Students’ answers on whether they feel welcomed on campus varied.
Senior Max Villa said the school is successful in creating a generally com
fortable atmosphere for its students.
“I feel very welcome at school,” Villa said. “I feel like the Homestead spirit is what mostly makes me feel welcome.”
Others, like sophomore Riya Nigudkar, similarly feel welcome, mentioning the contribution that students in particular make to generate the school’s positive climate.
“It’s the diversity that makes me feel welcome,” Nigudkar said. “I feel like my [friend] group is so welcoming and we just have so many of us and we just — we get along. And even in different classes, there are so many people you can find and meet.”
However, not all students feel comfortable at school. In contrast to Nigudkar and Villa, freshman Alice Lee said the school’s environment is unwelcoming and students are the main cause of this.
“I feel like it’s not that much of the school [being unwelcoming],” Lee said. “It’s just teenagers this age, they are all like that.”
Schmidt said he hopes that, by working with students, he can help them form greater bonds with others on campus.
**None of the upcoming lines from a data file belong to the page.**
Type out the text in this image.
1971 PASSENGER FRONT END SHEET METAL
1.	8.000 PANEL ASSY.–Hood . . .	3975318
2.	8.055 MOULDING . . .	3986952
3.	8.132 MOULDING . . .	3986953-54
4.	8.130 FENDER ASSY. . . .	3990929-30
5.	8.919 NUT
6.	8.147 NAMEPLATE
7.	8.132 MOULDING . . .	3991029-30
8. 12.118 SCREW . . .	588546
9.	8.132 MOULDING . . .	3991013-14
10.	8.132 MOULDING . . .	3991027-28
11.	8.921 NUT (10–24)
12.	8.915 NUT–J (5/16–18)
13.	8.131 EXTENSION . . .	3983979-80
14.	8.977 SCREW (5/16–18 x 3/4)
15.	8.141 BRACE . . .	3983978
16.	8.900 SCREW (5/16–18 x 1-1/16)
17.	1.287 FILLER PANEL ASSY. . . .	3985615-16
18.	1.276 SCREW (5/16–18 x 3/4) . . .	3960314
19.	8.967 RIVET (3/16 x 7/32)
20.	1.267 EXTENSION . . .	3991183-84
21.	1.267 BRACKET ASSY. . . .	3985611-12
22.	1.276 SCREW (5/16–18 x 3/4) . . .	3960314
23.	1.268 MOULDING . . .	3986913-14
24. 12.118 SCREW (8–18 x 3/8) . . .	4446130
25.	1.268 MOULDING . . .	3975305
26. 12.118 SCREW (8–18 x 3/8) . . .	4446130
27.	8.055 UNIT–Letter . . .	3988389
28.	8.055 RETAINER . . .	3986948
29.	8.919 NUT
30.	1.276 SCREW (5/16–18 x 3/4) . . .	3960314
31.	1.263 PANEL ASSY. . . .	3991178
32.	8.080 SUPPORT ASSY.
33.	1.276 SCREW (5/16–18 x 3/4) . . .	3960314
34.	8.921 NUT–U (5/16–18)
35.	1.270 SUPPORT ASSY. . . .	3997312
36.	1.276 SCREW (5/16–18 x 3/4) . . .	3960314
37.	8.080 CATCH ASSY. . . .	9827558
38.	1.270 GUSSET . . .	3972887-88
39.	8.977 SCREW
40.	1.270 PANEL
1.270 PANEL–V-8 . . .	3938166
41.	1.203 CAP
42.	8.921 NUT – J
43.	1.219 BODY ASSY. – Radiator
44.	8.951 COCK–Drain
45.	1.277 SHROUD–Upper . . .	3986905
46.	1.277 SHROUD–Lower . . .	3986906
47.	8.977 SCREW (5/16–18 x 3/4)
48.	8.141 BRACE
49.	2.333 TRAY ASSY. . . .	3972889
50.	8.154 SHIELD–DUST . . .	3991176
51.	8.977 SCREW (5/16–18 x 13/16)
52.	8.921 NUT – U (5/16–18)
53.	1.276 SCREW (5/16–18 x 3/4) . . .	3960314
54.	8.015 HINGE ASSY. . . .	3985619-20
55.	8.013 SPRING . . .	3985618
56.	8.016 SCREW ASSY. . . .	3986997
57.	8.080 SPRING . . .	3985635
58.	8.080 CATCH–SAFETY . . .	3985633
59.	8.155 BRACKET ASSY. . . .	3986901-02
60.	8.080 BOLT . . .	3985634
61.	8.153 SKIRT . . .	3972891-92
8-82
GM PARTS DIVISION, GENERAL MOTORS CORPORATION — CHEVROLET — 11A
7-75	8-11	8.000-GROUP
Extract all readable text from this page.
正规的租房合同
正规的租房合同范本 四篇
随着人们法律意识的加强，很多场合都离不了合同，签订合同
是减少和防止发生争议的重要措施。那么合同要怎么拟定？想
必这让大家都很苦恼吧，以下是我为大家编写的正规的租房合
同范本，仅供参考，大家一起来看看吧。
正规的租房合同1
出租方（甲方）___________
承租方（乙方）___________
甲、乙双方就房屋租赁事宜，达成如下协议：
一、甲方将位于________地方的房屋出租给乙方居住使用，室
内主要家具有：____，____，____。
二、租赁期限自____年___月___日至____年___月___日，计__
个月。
“Part of being a teenager is wanted to be a part of something,” Schmidt said, “to feel connected, have friends, [participate in] extracurricular activities, a club, a group. I think it’s just part of feeling [like a] part of the community”
Schmidt said there are a lot of simple things that students can do to help their fellow students feel welcome on campus.
“Sometimes it’s just a smile,” Schmidt said, “sometimes it’s asking them to come to a club, sometimes it’s asking them to be part of the group. It’s just trying to find things that they have in common.”